The scan parallelization and video parser work was deferred as a result of more detailed resource monitoring and validation during previous improvement efforts.

These two are not technically difficult. The key is to estimate the appropriate resources and operate appropriately within them. (This is why Media Server Projects, which are community-driven, almost fail: they overplay the easy parts and downplay the important but tedious work. With that approach, you will never reach your goal with a specific theme.)

Instead, v113 has made index generation faster. Additionally, implementations other than Scan began using virtual threads. Podcasts will be improved in v115, where some processing will be parallelized. Parallelization is not a topic separated from functionality. These have been verified based on the premise of DS220+.


As for future plans for Scan, as expected, Podcasts will be improved. Podcast functionality is actually largely dependent on the quality of the Scan. This topic may seem completely unrelated to users, but technically about half of it is an improvement related to Scan.
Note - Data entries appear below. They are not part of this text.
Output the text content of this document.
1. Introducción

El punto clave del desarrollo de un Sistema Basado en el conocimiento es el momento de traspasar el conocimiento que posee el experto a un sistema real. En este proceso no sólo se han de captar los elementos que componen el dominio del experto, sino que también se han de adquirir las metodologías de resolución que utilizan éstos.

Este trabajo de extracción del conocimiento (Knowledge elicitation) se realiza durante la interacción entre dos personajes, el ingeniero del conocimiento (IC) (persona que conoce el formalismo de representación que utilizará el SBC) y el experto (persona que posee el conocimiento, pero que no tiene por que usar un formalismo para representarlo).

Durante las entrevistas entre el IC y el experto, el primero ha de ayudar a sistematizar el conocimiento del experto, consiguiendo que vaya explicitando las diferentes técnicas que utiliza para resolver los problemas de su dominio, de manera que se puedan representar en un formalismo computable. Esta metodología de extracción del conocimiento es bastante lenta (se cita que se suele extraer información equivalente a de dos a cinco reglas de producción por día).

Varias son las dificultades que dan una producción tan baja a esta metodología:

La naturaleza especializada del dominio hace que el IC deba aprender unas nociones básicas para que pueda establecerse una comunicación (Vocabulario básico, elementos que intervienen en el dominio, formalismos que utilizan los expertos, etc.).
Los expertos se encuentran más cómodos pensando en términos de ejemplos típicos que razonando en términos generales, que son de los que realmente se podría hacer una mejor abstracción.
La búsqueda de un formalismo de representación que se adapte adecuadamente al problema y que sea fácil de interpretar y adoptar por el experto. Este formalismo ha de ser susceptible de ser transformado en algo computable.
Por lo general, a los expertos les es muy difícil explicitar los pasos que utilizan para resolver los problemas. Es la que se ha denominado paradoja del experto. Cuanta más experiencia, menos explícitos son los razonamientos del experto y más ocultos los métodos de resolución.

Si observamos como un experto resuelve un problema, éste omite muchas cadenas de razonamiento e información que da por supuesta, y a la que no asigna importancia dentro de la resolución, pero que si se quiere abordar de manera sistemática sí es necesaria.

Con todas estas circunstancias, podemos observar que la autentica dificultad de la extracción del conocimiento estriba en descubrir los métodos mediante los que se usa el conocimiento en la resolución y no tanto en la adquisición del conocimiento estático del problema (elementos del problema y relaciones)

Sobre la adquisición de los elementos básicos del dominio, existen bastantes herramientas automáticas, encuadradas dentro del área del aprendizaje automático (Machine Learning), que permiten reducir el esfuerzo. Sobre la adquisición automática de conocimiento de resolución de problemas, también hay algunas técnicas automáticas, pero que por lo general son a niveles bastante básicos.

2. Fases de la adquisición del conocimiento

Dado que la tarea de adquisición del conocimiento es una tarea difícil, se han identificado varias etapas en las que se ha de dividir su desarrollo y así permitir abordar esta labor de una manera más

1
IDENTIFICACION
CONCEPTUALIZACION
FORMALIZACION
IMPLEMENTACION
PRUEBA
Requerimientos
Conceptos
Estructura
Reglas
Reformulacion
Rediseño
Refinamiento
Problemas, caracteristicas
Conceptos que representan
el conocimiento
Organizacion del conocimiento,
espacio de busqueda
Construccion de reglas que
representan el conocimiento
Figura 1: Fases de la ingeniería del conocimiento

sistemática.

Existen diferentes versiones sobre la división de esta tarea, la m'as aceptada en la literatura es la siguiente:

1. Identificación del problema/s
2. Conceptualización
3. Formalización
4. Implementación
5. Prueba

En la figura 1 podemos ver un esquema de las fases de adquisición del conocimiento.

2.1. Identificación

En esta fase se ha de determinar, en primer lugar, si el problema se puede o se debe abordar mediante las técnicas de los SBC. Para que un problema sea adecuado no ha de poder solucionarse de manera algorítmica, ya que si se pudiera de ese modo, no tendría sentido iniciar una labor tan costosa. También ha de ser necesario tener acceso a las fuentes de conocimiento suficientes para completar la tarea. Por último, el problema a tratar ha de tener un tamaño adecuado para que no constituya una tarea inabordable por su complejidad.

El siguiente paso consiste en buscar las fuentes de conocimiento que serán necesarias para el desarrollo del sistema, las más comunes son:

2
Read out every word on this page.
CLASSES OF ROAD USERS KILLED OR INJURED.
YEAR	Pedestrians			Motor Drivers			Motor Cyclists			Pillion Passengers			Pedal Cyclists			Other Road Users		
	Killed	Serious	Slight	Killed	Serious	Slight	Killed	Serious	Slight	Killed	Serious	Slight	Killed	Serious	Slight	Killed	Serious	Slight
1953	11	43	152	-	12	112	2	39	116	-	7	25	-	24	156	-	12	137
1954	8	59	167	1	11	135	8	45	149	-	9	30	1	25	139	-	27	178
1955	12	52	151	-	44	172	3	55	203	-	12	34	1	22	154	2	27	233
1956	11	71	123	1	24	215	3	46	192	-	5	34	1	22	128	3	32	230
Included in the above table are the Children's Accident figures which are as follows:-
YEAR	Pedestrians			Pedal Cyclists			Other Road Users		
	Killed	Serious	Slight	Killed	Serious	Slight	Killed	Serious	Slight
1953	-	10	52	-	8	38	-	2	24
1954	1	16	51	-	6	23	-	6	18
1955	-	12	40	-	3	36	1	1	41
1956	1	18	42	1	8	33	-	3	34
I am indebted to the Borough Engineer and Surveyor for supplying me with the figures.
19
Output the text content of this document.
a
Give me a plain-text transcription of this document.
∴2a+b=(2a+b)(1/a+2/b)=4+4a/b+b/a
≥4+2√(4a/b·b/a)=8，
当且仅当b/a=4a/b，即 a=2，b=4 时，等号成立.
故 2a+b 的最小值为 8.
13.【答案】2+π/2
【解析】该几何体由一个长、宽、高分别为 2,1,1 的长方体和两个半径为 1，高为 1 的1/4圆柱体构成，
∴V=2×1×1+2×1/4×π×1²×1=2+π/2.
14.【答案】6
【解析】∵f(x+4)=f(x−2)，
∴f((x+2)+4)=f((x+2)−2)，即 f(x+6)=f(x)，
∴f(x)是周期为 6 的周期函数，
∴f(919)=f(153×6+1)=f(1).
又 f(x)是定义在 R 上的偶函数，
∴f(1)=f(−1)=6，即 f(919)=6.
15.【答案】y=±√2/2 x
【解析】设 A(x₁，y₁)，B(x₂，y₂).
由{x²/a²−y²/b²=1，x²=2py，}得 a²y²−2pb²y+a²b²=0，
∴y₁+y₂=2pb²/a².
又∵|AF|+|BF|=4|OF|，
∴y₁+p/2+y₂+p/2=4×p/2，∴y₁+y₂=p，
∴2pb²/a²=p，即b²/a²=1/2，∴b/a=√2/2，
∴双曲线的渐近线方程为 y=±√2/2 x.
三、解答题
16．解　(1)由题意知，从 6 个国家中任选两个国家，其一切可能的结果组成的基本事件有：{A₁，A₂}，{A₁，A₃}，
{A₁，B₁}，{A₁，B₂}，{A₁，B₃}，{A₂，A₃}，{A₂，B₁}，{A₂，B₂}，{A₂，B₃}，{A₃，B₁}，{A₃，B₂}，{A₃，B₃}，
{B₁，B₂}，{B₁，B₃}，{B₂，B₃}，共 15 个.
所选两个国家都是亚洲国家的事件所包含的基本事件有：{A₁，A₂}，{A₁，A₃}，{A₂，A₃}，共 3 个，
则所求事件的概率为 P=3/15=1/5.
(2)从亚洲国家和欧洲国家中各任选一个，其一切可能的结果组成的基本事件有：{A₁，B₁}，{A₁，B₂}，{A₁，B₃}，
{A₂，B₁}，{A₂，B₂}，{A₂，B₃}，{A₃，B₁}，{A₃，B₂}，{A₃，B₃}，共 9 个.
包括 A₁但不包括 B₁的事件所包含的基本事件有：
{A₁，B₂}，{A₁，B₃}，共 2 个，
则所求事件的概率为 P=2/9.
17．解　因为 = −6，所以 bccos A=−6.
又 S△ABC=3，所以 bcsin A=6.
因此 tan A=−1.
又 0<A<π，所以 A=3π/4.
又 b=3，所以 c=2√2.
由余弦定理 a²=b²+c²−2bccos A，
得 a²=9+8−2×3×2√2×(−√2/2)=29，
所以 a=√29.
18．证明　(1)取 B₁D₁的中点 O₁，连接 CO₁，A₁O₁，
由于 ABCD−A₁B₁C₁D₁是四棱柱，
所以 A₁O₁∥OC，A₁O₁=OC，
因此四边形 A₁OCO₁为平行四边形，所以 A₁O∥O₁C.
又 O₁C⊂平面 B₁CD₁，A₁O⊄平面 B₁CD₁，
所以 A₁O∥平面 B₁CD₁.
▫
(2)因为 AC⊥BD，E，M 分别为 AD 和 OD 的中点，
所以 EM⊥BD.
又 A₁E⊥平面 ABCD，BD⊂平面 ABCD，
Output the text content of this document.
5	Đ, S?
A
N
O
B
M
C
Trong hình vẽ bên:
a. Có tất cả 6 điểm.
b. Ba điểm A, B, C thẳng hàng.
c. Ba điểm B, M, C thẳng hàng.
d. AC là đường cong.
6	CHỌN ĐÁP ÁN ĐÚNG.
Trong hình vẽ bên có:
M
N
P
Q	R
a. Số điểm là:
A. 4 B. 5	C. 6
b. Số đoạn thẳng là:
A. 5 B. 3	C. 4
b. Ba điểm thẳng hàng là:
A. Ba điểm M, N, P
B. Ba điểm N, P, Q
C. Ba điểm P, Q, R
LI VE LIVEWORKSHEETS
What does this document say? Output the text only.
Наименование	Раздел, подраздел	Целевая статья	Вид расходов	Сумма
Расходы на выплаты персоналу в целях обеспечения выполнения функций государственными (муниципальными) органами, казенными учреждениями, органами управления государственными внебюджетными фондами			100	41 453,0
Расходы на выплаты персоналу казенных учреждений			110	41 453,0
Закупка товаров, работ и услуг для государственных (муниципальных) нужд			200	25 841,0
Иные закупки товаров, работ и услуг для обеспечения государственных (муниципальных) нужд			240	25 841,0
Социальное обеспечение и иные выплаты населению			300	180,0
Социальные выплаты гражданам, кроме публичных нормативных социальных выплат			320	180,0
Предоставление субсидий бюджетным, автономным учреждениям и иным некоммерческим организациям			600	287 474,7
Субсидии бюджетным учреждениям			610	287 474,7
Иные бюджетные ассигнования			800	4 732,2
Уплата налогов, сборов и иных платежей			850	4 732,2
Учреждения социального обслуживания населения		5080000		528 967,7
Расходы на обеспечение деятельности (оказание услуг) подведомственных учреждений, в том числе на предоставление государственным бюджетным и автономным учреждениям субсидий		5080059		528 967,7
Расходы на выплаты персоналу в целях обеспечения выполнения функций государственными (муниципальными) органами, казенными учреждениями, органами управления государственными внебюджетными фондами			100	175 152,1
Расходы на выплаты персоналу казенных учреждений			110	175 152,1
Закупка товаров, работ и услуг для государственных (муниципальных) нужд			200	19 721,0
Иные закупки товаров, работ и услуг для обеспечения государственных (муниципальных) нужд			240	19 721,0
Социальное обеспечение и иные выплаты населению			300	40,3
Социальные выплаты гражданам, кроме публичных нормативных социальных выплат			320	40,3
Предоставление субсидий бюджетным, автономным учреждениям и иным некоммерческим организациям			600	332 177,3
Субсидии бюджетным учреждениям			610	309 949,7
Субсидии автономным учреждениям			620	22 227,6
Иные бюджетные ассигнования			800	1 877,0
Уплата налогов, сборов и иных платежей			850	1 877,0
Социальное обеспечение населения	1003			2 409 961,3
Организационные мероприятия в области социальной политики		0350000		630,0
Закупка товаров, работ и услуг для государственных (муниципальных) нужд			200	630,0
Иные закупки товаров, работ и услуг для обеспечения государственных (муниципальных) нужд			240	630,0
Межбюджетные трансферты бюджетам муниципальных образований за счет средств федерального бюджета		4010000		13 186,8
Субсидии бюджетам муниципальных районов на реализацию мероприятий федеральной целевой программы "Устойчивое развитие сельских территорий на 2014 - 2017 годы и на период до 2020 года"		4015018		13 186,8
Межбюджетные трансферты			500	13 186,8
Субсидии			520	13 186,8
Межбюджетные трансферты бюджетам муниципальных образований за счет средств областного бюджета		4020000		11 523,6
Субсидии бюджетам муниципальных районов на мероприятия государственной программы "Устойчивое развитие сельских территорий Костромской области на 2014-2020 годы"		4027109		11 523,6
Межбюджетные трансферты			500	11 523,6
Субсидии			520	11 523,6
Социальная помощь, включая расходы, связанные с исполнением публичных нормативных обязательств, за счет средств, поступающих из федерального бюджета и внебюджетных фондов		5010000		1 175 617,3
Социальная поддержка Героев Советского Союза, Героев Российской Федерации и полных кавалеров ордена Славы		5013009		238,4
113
Regarding how the normal Music Scan will be improved in the future, other Sonic servers and Jpsonic will be able to be improved from completely different perspectives. Compared to Airsonic, Jpsonic has improved ID3 accuracy, more accurate image processing, and faster index generation. Also, the design of the processing flow is more appropriate.

Jpsonic's Scan implementation may require a large amount of code. However, it will be possible to create a detailed design document from there. Subsonic and Airsonic cannot do this (because of poor design)

Specifically, Jpsonic's Scan processing has very clear blocks in the processing process, as you can see from the log. Improvements would be expected to occur in blocks. For example, the file analysis part of the process at the beginning can benefit from parallelization. The latter half of the process is actually a series of processes that cannot be parallelized. It is possible to speed up these processes by improving the SQL or further improving the algorithm. And this is not an extremely difficult topic. We might even be able to estimate the expected improvement for each block and predict how much speed you'll gain overall.

In other words, if improvements have progressed to such an extent that they can be seen, subsequent improvements can be made at any time.


So, in v114, we will move away from the topic of Scan. Scanning is one of the most important functions for the system, but it is not the purpose of the system.

Compared to Airsonic, Jpsonic has improved ID3 accuracy, more accurate image processing, and faster index generation.

At the moment it is already possible to feed these benefits back into the user interface. It would be better to improve UPnP and Web page browsing a little. If that happens, Jpsonic will become a product with a slightly different impression from Subsonic and Airsonic. Works more accurately and is easier to use. It's better to get to that point and improve your Podacst. Of course, if there were multiple me, we would be able to do everything at the same time, and we would be able to improve Scan speed at the same time. Since that is impossible, if we decide on a certain level of priority, we have no choice but to follow the schedule above.


So, this issue is now closed! We're progressing as planned!

If an issue of improvements to Scan is issued again in the future, it will probably be a topic of specific and detailed refactoring of each block of Scan.